Hemoglobin and hematocrit: the Hct or packed cell volume is a measure of the total number of cells present, of which most are red cells. It is the most accurate way of measuring blood viscosity.⁶ In PV viscosity is fundamental to the pathological effects: the greater the viscosity, the greater the sluggishness of the blood flow and thus the greater the severity of complications. A raised Hct is therefore the most important criterion for a diagnosis of PV. The Hb is used as a substitute measure of viscosity but there is not always a direct correlation between the two measurements. Using the Hb as a measure of viscosity may underestimate it, particularly in iron deficient patients.⁶

Red cell mass (RCM): the measurement of RCM is not required in patients who have a raised Hct and a JAK2 mutation as they satisfy the diagnostic criteria for PV.^4,6 Measuring RCM is an expensive test and its use is now mainly confined to documenting absolute erythrocytosis versus apparent erythrocytosis in investigating rare JAK2 mutation negative patients who are being investigated for possible PV.^3,6

World Health Organization 2008 criteria for the diagnosis of PV

Significant changes in the approach to the diagnosis of PV have been brought about by the ability to define clonal erythrocytosis by the detection of JAK2 mutations, a relatively simple test using polymerase chain reaction (PCR) based techniques.⁶ It is also possible to determine whether an individual has a totally mutated JAK2 or a mixture of wild type and mutated, described as homozygous or heterozygous (see Chapter 21). The WHO criteria for diagnosis of PV are summarized in Box 22.3. In addition to the classical polycythemic phase of PV, the WHO classification recognizes a pre- and a post-polycythemic phase of PV.

Genetics in PV

Cases of PV are by definition Philadelphia chromosome/ BCR-ABL1 negative.⁴ Abnormalities of the thrombopoietin receptor (MPL) (such as MPL^W515K/L, MPL^W515S and MPL^S505N) have been described in 4% of ET and 11% of PMF but not in PV.⁶²

The most important genetic abnormalities in PV are the JAK2^V617F mutation and the functionally similar mutation in exon 12 of JAK2 (see Chapter 21 for details), which are present in more than 95% of PV cases. However, the JAK2^V617F mutation is not specific for PV and is present in other forms of MPN. This subject has recently been reviewed in depth⁵⁹ and is covered in detail in Chapter 21. At diagnosis, some 20% of patients with PV have cytogenetic abnormalities.^4,60–62 The commonest recurring abnormalities include +8, +9, del(20q), del(13q), del(9p) and a combination of +8 and +9.
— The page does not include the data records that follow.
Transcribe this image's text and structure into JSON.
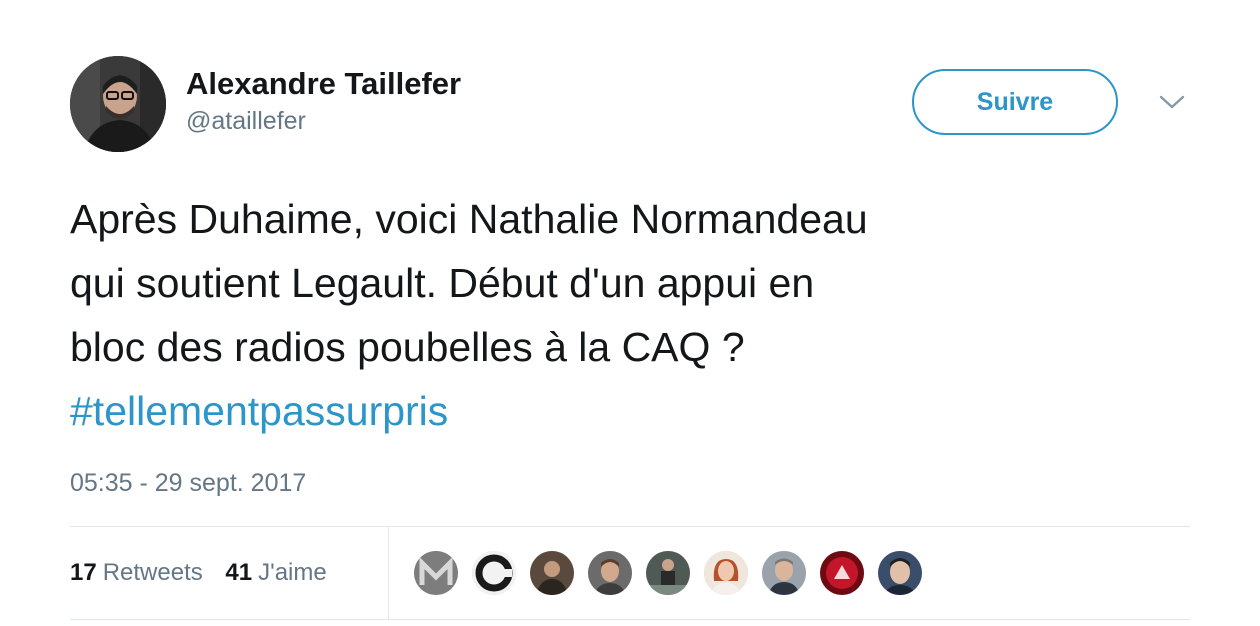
{
  "author": {
    "display_name": "Alexandre Taillefer",
    "handle": "@ataillefer",
    "avatar_icon": "person-avatar"
  },
  "follow_button": {
    "label": "Suivre"
  },
  "menu_caret_icon": "chevron-down-icon",
  "tweet": {
    "text_lines": [
      "Après Duhaime, voici Nathalie Normandeau",
      "qui soutient Legault. Début d'un appui en",
      "bloc des radios poubelles à la CAQ ?"
    ],
    "hashtag": "#tellementpassurpris",
    "timestamp": "05:35 - 29 sept. 2017"
  },
  "stats": {
    "retweets_count": "17",
    "retweets_label": "Retweets",
    "likes_count": "41",
    "likes_label": "J'aime"
  },
  "likers": [
    {
      "icon": "liker-avatar-1",
      "color": "#8a8a8a"
    },
    {
      "icon": "liker-avatar-2",
      "color": "#222222"
    },
    {
      "icon": "liker-avatar-3",
      "color": "#5a4a3e"
    },
    {
      "icon": "liker-avatar-4",
      "color": "#b08a70"
    },
    {
      "icon": "liker-avatar-5",
      "color": "#4f5a55"
    },
    {
      "icon": "liker-avatar-6",
      "color": "#d9a58a"
    },
    {
      "icon": "liker-avatar-7",
      "color": "#9aa3ab"
    },
    {
      "icon": "liker-avatar-8",
      "color": "#a3121e"
    },
    {
      "icon": "liker-avatar-9",
      "color": "#3a4d6b"
    }
  ],
  "colors": {
    "link_blue": "#2c95c9",
    "text_dark": "#14171a",
    "text_muted": "#657786",
    "divider": "#e1e8ed"
  }
}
Evolution to post-PPMF and acceleration are characterized by increasing cytogenetic abnormalities. Moreover, the karyotype differs from PPMF, where +1q is the main anomaly, compared with PMF where +1q is rare and del(13q) or del(20q) are far more common.^60,62 Almost 100% of PV cases that develop dysplasia or progress to an acute phase have cytogenetic abnormalities, including those associated with therapy-related myelodysplasia or AML⁴ and, interestingly,the leukemic blasts may loose JAK2–^V617F expression.⁶³

The bone marrow biopsy in PV

The BMTB is less often performed since the advent of detection of JAK2^V617F and related mutations as a reliable diagnostic test.⁶ However, the BMTB is very useful in the elucidation of atypical or pre-polycythemic cases and in the assessment of cytopenias due to the effects of therapy or the development of PPMF.

In classical cases,⁵³ the BM is hypercellular due to panmyelosis: proliferation of generally morphologically normal erythropoiesis and granulopoiesis accompanied by abnormal megakaryopoiesis (Fig. 22.3A–F). Megakaryocytes are increased in numbers, sometimes quite markedly in cases with pronounced thrombocytosis, and have hyperlobated nuclei. They are typically pleomorphic, with a mixture of cell sizes, and loosely clustered. In the polycythemic phase megakaryocytes lack significant dysplastic features (Fig. 22.3) but become hyperchromatic and morphologically atypical as PPMF develops (Fig. 22.4A–D). Proliferation of left-shifted neutrophil granulopoiesis and reduced nucleated erythroid precursors is also a feature of PPMF (Fig. 22.5A–B).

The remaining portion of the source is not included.